Friday, February 20, 2004

Worth checking out

Richard Lingeman of The Nation reviews "My Times: A Memoir of Dissent." It is John Hess' account of his 24 years at the New York Times, and it sounds like an account both enlightening and deflating.

Here's an excerpt from the review:
Hess's critique of his alma mater is interesting because it is substantive--avowedly political from a leftist perspective. While copy editors were fussing with reporters over ledes and style, "monstrous falsehoods were passing into print, unchallenged." Hess retells the story of how Kennett Love, the paper's man in Tehran, covered up the CIA's role in the 1953 coup and recites other examples of missed stories on the US Imperialism beat now in the public record.
And here's an excerpt from the book:
For my sins, my first assignment at The New York Times was to edit Fin-Biz copy, which was so slugged after the hostile merger of two news desks, Financial and Business, whose jurisdictions were never clear; it had sometimes happened that both would report the same event on the same page.
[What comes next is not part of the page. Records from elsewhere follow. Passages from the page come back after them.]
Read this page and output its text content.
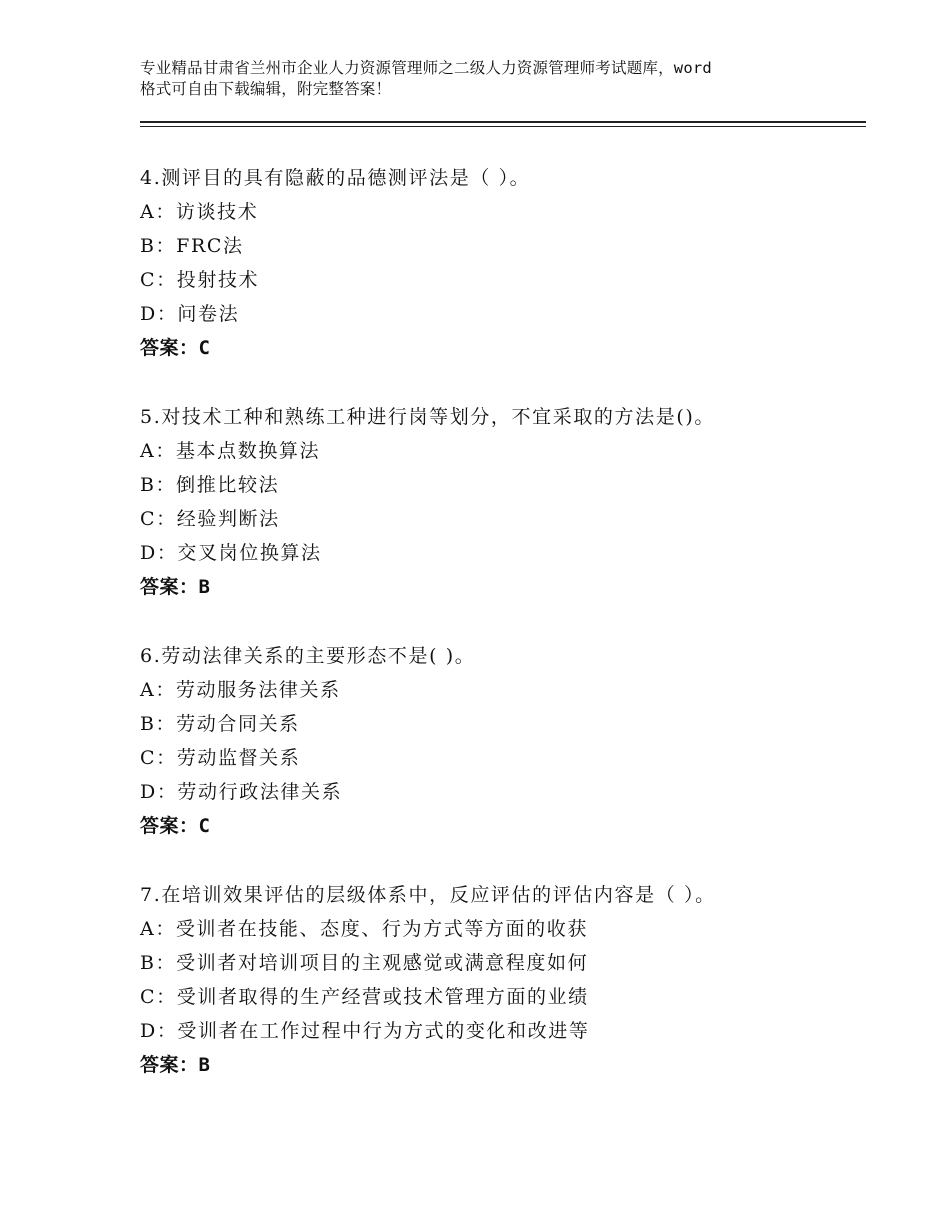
专业精品甘肃省兰州市企业人力资源管理师之二级人力资源管理师考试题库，word
格式可自由下载编辑，附完整答案！
4.测评目的具有隐蔽的品德测评法是（ ）。
A：访谈技术
B：FRC法
C：投射技术
D：问卷法
答案：C
5.对技术工种和熟练工种进行岗等划分，不宜采取的方法是()。
A：基本点数换算法
B：倒推比较法
C：经验判断法
D：交叉岗位换算法
答案：B
6.劳动法律关系的主要形态不是( )。
A：劳动服务法律关系
B：劳动合同关系
C：劳动监督关系
D：劳动行政法律关系
答案：C
7.在培训效果评估的层级体系中，反应评估的评估内容是（ ）。
A：受训者在技能、态度、行为方式等方面的收获
B：受训者对培训项目的主观感觉或满意程度如何
C：受训者取得的生产经营或技术管理方面的业绩
D：受训者在工作过程中行为方式的变化和改进等
答案：B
One day a sports editor and I spent a lunch break debating which of us had to cope with more appalling material. My colleague called it a scoreless tie, then conceded a point. He said he'd asked a friend who was a bank officer what he thought of the Times's business coverage. The banker replied that it was excellent, authoritative -- "except in banking, where they don't know their ass from first base."